The charges relate to the sale of $2.5 billion ANZ shares to institutional investors in August 2015.
The sale was organised and underwritten by Citigroup, Deutsche Bank and third big global bank JP Morgan to boost ANZ’s balance sheet in accordance with demands from the bank regulator APRA.
JP Morgan has not been charged.
Apart from Mr Moscati and Mr Roberts, those charged include Citigroup’s current managing director John McLean and global head of foreign exchange trading Itay Tuchman as well as Deutsche Bank’s former Australian chief executive Michael Ormaechea and Michael Richardson, who has also left the bank.

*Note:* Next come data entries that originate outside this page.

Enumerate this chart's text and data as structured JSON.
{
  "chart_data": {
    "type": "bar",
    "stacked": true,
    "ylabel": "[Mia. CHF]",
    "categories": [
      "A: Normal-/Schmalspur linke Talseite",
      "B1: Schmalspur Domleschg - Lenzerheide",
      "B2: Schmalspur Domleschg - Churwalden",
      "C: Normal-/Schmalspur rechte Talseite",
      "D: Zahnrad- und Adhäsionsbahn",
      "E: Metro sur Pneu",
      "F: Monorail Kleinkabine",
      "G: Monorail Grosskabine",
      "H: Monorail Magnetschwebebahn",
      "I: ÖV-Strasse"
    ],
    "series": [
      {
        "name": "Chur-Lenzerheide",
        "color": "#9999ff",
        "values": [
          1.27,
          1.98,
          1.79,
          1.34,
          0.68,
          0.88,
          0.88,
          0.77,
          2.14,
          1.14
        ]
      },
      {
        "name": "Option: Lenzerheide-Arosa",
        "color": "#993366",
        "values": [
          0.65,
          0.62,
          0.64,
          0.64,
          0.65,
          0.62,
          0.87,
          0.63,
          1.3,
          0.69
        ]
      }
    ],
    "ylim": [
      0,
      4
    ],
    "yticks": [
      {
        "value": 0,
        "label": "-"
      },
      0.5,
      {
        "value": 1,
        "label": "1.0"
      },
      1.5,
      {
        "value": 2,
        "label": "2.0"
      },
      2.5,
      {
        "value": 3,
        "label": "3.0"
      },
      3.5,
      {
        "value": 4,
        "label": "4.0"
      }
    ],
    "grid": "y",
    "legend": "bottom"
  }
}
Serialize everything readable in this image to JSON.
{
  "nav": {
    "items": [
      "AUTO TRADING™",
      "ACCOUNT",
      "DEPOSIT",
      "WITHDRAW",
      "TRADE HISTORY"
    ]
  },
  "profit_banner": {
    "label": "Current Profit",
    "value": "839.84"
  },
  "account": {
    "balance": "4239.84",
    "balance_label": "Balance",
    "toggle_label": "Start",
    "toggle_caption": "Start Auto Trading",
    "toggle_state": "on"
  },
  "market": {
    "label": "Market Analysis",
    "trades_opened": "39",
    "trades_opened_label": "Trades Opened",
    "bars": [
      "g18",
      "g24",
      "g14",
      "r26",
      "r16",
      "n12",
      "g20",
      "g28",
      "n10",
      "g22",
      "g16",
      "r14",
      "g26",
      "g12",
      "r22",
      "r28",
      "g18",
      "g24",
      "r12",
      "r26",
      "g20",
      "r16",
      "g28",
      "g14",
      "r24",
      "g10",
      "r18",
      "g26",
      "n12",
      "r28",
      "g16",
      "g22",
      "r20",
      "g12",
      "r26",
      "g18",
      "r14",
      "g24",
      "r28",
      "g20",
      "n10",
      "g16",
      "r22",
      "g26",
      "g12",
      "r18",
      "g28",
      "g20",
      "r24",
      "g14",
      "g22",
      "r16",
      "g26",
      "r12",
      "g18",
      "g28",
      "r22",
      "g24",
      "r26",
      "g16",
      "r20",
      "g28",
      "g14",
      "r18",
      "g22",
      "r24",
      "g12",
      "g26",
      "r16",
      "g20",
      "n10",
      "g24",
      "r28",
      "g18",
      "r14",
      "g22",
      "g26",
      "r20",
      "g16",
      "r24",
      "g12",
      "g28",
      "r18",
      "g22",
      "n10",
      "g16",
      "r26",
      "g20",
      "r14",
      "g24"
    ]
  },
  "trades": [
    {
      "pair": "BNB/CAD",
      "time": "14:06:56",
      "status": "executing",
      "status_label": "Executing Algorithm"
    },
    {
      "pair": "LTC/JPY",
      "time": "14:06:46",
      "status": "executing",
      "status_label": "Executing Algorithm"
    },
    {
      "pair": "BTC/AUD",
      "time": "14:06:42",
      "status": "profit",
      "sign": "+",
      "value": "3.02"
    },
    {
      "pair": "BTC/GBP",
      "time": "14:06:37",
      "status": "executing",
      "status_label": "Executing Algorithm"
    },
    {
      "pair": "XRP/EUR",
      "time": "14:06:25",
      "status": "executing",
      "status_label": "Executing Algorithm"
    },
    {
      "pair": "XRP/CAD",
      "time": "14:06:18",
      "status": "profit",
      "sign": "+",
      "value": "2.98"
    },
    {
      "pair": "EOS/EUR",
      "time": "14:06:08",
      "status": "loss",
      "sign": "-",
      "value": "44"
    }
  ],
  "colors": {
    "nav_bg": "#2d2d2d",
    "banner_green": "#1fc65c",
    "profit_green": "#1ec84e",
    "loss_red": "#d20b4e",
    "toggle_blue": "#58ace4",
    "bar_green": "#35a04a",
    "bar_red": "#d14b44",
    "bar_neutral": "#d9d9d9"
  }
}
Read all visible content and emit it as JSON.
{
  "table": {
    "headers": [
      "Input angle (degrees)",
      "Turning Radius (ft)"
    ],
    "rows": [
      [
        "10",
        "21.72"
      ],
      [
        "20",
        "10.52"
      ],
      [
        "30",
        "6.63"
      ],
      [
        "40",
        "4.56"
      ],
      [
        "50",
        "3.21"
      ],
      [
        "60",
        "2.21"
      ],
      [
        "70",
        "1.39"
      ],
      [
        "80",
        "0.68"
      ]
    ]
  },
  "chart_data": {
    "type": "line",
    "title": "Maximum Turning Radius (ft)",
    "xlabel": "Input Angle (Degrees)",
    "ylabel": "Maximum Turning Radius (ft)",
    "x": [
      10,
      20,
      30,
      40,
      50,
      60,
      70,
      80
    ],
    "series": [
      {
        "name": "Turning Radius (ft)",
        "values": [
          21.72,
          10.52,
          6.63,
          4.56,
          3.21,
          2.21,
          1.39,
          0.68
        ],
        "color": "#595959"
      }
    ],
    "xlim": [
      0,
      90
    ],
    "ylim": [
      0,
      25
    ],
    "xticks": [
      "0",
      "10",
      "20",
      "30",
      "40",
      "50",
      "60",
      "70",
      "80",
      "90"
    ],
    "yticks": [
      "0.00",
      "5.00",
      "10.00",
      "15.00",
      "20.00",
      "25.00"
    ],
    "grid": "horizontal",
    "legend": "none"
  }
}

The three banks all strenuously deny the allegations and say they will vigorously defend themselves and their employees.
In an earlier statement Citi said there was no precedent for the action and there had been no guidance notes issued by the ACCC to the banks over their underwriting activities.
Two year investigation
The ACCC and the Australian Securities and Investments’ Commission have been investigating the disposal of about $790 million worth of shares the banks did not manage to sell in the initial auction to big institutional investors on August 6, 2016.
At the time, the market had not been informed about the overhang of unsold stock.
“This is a highly technical area and if the ACCC believes there are matters to address, these should be clarified by law or regulation or consultation,” Citigroup said.
“Underwriting syndicates exist to provide the capacity to assume risk and to underwrite large capital raisings, and have operated successfully in Australia in this manner for decades.”
ACCC chairman Rod Sims said: “These serious charges are the result of an ACCC investigation that has been running for more than two years.
“Charges have now been laid by the Commonwealth Director of Public Prosecutions and the matter will be determined by the court.”
The matter is listed before the Downing Centre Local Court in Sydney on July 3, 2018.
Under the Competition and Consumer Act, individuals found guilty face up to 10 years in jail and/or fines of up to $420,000 per criminal cartel offence.
Institutions face fines of up to $10 million per offence.